In fact, his most vocal comments were directed against his libertarian allies. He even endorsed the Supreme Court’s ruling in Kelo v. New London, dismissing the popular outrage at a local government’s attempts to take property from middle-class homeowners and hand it to rich developers. “Who was that man,” one justice of the Michigan Supreme Court asked after his dinner comments, “and what has he done with Alex Kozinski?”

During Kozinski’s visit he sat down with Shikha Dalmia, a senior analyst with the Reason Foundation, who asked about all those issues and more.

Reason: What are your primary memories of growing up in Romania?

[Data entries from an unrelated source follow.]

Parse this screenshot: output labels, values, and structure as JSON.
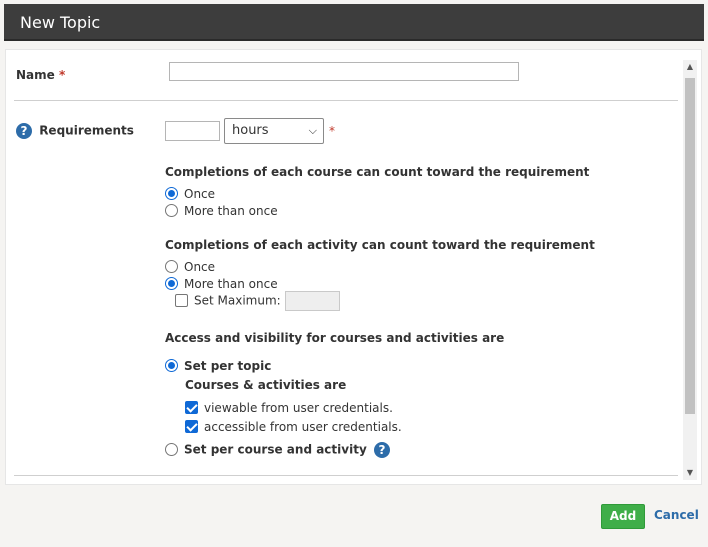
{
  "dialog": {
    "title": "New Topic"
  },
  "form": {
    "name_label": "Name",
    "required_star": "*",
    "name_value": "",
    "requirements_label": "Requirements",
    "requirements_value": "",
    "unit_selected": "hours",
    "course_section": {
      "title": "Completions of each course can count toward the requirement",
      "options": [
        "Once",
        "More than once"
      ],
      "selected": "Once"
    },
    "activity_section": {
      "title": "Completions of each activity can count toward the requirement",
      "options": [
        "Once",
        "More than once"
      ],
      "selected": "More than once",
      "set_max_label": "Set Maximum:",
      "set_max_checked": false,
      "set_max_value": ""
    },
    "access_section": {
      "title": "Access and visibility for courses and activities are",
      "per_topic_label": "Set per topic",
      "per_topic_sub": "Courses & activities are",
      "viewable_label": "viewable from user credentials.",
      "accessible_label": "accessible from user credentials.",
      "per_course_label": "Set per course and activity",
      "selected": "Set per topic",
      "viewable_checked": true,
      "accessible_checked": true
    }
  },
  "footer": {
    "add_label": "Add",
    "cancel_label": "Cancel"
  },
  "colors": {
    "titlebar": "#3d3d3d",
    "accent_blue": "#0f69d6",
    "add_green": "#3fae49",
    "link_blue": "#2d6ca9",
    "required_red": "#c0392b"
  },
  "icons": {
    "help": "question-circle-icon",
    "select_arrow": "chevron-down-icon"
  }
}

Alex Kozinski: That they threw rocks at me on the way to the synagogue for Sunday school. They also threw rocks at my father on the way to his synagogue. The Russians threw rocks at my grandfather on the way to his synagogue. So that’s the connection, in a sense, between Romanian and Russian Jews.

Reason: What about the statism in Romania? How did you react to that?

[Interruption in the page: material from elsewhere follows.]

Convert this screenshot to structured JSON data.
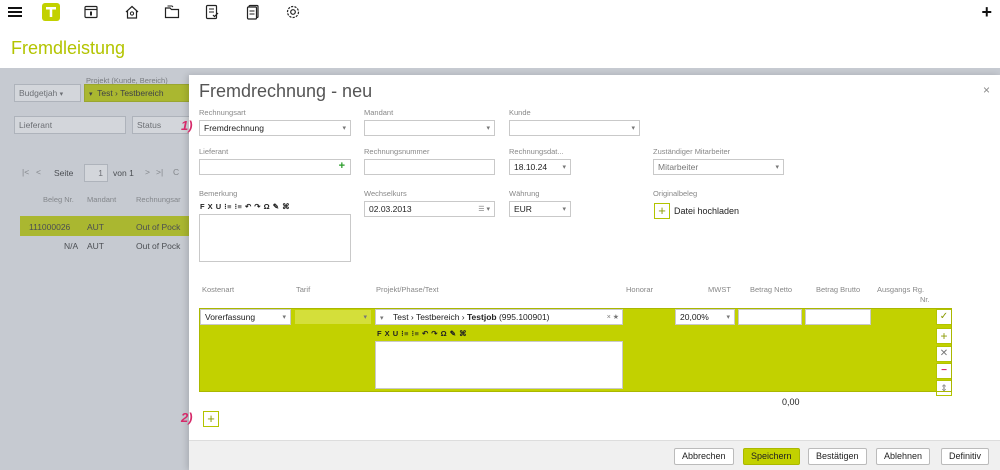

Kozinski: I was a very committed communist when I was there. I believed in communism, and I thought it was the wave of the future. When my parents applied to leave, I thought it was a good thing because I’d be able to educate the workers of the West that they were being enslaved by capitalist exploiters.
When we arrived in Vienna, I discovered bubblegum and chocolate. These things were nonexistent in Romania, and I immediately became a capitalist. I was easily bought off.

Reason: Who influenced your thinking?

Kozinski: I read Ayn Rand when I was around 19. But I’d sort of worked it out on my own by then. I liked The Fountainhead quite a bit. She was a very fine writer and by and large her philosophy has legs. But there was a lot of stuff she said that I’m skeptical about. She had weird notions about women, like they want to be submissive in sex. There’s nothing in her writings that relates to compassion or empathy—although nothing precludes it, of course. Her rugged individualism implied that helping others because you felt compassion for them is somehow a lesser thing.